Gerilimi işlemek bir korku/gerilim romanında en önemli unsurlardan biridir. Halihazırda fazla ürkütücü olan olaylar vardır çoğu korku romanında. Musallat olmalar, ruhani durumlar, ya da yaratıklar... Bir de gerilim yaratmak vardır. Stephen King'in Kujo'da ve birçok diğer kitabında yaptığı da bu.
Gerilim yaratmaktan kastımı Kujo üzerinden açıklayayım; bir kuduz köpeğin saçtığı dehşetin romanı ne kadar geniş çaplı olabilir? İlla ki bir sınırı olacaktır. Bu romanı King'den başkası yazmış olsa "fazla uzatılmış" şeklinde yargılanmaya maruz kalabilirdi. Fakat King bir hikaye anlatırken boşlukları doldurmayı rahatça becerebilen bir yazar. Romanın konusu ve içinde bulundurduğu diğer çatışmalar dolu dolu gerilim içermiyor. Olay örgüsü o kadar güzel düzenlenip o kadar sürükleyici işleniyor ki belli anlarda gerilim en tepeye vuruyor. Dehşete düşmemek elde değil!
Kujo'nun filmini çok küçükken denk gelip biraz izlemiştim, aklımda da çok kalmamış. Sinemaya uyarlanması rahat bir eser, biraz efekt biraz bağırış çağırış ile ortalamanın altı bir uyarlama çıkar ortaya.

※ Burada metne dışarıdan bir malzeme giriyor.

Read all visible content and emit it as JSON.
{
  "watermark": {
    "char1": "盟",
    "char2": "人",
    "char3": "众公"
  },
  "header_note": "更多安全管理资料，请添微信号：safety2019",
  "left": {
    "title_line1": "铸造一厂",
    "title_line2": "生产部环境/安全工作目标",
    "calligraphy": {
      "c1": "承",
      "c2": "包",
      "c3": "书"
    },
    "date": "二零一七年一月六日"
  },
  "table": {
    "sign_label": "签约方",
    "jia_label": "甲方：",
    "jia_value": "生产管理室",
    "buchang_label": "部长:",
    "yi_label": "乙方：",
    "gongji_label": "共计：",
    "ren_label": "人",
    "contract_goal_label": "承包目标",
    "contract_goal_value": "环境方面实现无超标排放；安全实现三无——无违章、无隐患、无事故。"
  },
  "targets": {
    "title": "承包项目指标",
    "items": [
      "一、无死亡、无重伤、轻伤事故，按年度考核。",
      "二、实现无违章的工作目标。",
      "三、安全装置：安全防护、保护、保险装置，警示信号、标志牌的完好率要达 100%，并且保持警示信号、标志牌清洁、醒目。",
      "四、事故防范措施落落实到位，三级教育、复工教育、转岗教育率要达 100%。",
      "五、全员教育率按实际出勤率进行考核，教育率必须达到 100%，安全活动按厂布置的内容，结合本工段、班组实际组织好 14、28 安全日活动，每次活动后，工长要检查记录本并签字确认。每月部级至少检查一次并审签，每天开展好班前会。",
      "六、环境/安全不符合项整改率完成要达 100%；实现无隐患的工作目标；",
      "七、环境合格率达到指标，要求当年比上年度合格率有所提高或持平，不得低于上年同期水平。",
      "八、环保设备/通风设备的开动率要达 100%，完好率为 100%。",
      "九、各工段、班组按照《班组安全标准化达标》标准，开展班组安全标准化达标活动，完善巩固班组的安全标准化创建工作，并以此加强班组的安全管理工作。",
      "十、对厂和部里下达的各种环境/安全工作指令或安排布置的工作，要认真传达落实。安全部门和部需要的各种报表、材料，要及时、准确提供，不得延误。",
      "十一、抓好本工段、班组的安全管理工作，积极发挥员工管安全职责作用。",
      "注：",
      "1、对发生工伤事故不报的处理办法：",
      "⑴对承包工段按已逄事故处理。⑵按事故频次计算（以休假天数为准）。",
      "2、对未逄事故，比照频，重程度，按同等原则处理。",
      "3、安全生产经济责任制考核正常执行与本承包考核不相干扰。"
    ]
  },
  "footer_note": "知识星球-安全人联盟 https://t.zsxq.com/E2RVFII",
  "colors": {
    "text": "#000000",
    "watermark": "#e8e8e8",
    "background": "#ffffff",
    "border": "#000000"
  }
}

Ki zaten hatırladığım kadarıyla filmi de öyleydi. Elbette o filmin kitabın içinde barındırdığı anlamı barındırmasını bekleyemezsiniz. Olayların çevresine ışık tutmak King'in kalemi ile mümkün oluyor.
Dürüst oluyorum; Stephen King kaleminden ne çıksa okunur. Bu sadece türün hayranları veya yazarın hayranları için geçerli değil. Stephen King kalemi evrensel niteliğe sahip. Hangi kitabı alırsanız alın, okurken bambaşka hisler besleyeceğinize eminim.